Nota final: agradecimentos à Devir, pela oferta dos volumes da série.

4 comentários:

José Sá disse...

Partilho em menos linhas ;-) o sentimento pelos zombies e por esta série, nunca a li e não me atrai minimamente. Conheço pessoas que dizem maravilhas dos livros, com quem partilho os mesmos gostos, mas não consigo aderir à causa e, ao de leve, sinto um sentimento(redondo) de não pertença que não me deixa orgulhoso, confesso. Cheguei uma vez a tentar acompanhar a série de televisão para tentar perceber o hype à volta da coisa, mas desliguei a meio. Já não consigo acompanhar filmes em que ao longo da história se eliminam figurantes, coadjuvantes e secundários de forma a que os protagonistas sobrevivam por um final feliz, ou "pelo regresso ao status quo". Não são tragédias humanas reais, bem sei, mas será, nestas matérias, uma tolice intelectual guardar alguma reserva relativamente à minha leitura em suspensão de incredulidade?

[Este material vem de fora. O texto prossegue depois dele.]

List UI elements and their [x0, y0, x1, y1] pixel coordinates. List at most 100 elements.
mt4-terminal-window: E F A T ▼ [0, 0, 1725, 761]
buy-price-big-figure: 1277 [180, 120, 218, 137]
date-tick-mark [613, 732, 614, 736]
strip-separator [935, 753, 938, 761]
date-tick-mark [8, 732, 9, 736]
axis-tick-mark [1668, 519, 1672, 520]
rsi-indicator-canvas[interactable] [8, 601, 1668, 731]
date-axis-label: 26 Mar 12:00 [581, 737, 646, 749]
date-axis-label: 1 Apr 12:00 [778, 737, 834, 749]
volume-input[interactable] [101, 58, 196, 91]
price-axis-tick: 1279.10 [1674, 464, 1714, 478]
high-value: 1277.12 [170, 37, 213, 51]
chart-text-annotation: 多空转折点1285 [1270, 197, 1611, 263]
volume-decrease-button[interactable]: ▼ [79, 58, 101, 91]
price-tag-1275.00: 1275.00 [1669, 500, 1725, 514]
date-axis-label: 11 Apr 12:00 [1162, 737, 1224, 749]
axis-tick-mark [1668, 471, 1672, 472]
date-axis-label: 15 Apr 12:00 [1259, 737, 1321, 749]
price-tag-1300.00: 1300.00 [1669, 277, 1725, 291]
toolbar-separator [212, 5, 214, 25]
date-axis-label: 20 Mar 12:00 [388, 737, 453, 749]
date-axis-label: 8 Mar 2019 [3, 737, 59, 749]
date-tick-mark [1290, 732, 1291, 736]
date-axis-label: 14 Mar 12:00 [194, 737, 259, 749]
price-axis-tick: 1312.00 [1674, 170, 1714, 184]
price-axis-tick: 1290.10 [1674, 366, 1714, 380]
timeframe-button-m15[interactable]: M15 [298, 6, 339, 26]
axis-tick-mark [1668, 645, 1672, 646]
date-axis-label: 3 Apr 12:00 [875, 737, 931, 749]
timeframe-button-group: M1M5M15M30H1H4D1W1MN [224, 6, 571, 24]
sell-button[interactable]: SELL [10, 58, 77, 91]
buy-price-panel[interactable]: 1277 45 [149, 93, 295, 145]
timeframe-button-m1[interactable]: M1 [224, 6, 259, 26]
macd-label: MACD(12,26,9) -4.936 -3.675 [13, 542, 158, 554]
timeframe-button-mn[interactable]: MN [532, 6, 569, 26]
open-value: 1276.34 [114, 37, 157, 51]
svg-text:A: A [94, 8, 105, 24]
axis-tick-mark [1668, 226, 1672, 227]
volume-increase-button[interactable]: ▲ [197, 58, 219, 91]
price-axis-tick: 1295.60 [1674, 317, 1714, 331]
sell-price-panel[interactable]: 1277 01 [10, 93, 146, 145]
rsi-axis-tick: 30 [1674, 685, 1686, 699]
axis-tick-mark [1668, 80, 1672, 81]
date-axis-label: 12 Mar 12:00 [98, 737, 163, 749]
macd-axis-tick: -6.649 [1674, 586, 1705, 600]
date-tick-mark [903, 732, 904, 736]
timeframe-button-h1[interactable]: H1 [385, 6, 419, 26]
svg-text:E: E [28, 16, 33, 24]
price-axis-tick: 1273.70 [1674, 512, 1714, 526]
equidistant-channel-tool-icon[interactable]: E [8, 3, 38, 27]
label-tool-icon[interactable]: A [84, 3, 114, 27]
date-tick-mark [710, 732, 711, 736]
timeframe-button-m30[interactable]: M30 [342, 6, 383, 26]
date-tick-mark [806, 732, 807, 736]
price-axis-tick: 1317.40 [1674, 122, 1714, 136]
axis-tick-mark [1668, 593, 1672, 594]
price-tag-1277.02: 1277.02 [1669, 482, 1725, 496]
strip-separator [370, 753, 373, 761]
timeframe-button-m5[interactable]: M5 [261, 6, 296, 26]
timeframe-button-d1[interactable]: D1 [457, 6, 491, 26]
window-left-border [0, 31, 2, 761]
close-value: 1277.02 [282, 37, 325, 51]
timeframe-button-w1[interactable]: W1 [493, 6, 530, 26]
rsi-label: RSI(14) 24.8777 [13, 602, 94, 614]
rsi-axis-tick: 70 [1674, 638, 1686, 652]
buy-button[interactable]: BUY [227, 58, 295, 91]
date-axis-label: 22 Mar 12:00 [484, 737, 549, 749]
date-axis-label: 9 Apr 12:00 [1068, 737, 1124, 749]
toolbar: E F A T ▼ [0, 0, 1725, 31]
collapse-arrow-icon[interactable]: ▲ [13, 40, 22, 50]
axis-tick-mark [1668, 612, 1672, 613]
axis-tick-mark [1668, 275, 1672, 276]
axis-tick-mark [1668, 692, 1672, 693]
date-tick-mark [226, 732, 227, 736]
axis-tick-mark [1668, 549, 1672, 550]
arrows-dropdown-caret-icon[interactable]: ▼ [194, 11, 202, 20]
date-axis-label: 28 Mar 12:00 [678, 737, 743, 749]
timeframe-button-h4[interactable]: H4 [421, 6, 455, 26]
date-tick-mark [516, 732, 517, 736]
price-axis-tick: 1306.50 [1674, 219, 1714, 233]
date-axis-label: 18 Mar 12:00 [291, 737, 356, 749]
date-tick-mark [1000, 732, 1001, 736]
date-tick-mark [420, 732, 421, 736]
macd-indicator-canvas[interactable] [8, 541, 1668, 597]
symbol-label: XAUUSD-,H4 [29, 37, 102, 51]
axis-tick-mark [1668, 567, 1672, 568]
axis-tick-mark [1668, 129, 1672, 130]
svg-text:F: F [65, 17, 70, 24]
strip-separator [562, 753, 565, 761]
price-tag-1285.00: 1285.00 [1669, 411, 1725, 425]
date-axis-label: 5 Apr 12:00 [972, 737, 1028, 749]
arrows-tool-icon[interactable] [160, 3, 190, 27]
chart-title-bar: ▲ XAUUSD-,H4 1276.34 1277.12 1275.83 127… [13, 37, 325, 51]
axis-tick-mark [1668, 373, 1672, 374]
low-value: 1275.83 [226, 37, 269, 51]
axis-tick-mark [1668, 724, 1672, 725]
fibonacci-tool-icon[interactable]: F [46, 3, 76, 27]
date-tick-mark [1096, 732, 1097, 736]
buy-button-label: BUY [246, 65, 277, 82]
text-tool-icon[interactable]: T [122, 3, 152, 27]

Por outro lado, reconfesso-me um preconceituoso relativamente aos zombies, quando no passado delirava com as odisseias espaciais do Dreadstar do Jim Starlin que era capaz de destruir um universo inteiro para justificar a cruzada de um só herói.

Obrigado e um abraço.

Pedro Moura disse...

Como disse, essa desconfiança pode levar a problemas das razões pelas quais aceitamos outras fórmulas de fantasia. E, seja como for, não há problema nenhum em por vezes deixarmo-nos ir pelo prazer de ler, ver, ou fruir txtos populares, que falam, por exemplo, à nossa infância mesmo que suspendamos a inteligência e cultura adulta (o caso de ver um filme como os "Vingadores" ou os "Batman", e apreciá-los pela espectacularidade, se politicamente são quase abjectos).
Agora irmos atrás do hype só porque sim, ou porque ganhamos dividendos junto às hordas de fãs ou as editoras, não.
Pedro Moura

SAM disse...

Esta é uma série que sempre acompanhei de forma relativamente leve, quase como se afaz com um folhetim.

Ultimamente, por "overdose" em consequência de exposição em mais que uma Arte (leiam-se, a série), estou um pouco cansado e quase crente que Kirkman deveria colocar um ponto final naquilo que ele classificou, e parafraseio, "o que ocorre depois dos crédtios finais dos filmes zombie". Estendo, dos de Romero.

De qq modo, como diz, é uma leitura que se faz e esquece-se rapidamente. O que, a bem ver, nem sempre é displicente.

Pedro Moura disse...

No meu caso pessoal, foi tudo lido de atacado, levando a alguma sobreexposição.
Nada tem de displicente as leituras "distraídas" e "inconsequentes", mas o que mais me surpreende são os elogios a Kirkman enquanto autor, construtor de personagens e de diálogos, etc., quando as falhas estruturais são por demais visíveis. Penso que um certo fascínio automático pelas ideias e pelo ambiente contribuem sempre para não ver os detalhes que compõem uma obra.
A associação a Romero é justíssima, mas aí está. Faço parte daquelas pessas a quem chamam "pedantes e "snobs" que, quando penso em cinema, em obras que constroem a linguagem do cinema, não pensarão em Romero... O mundo é grande e variado demais para gostarmos todos das mesmas sopas.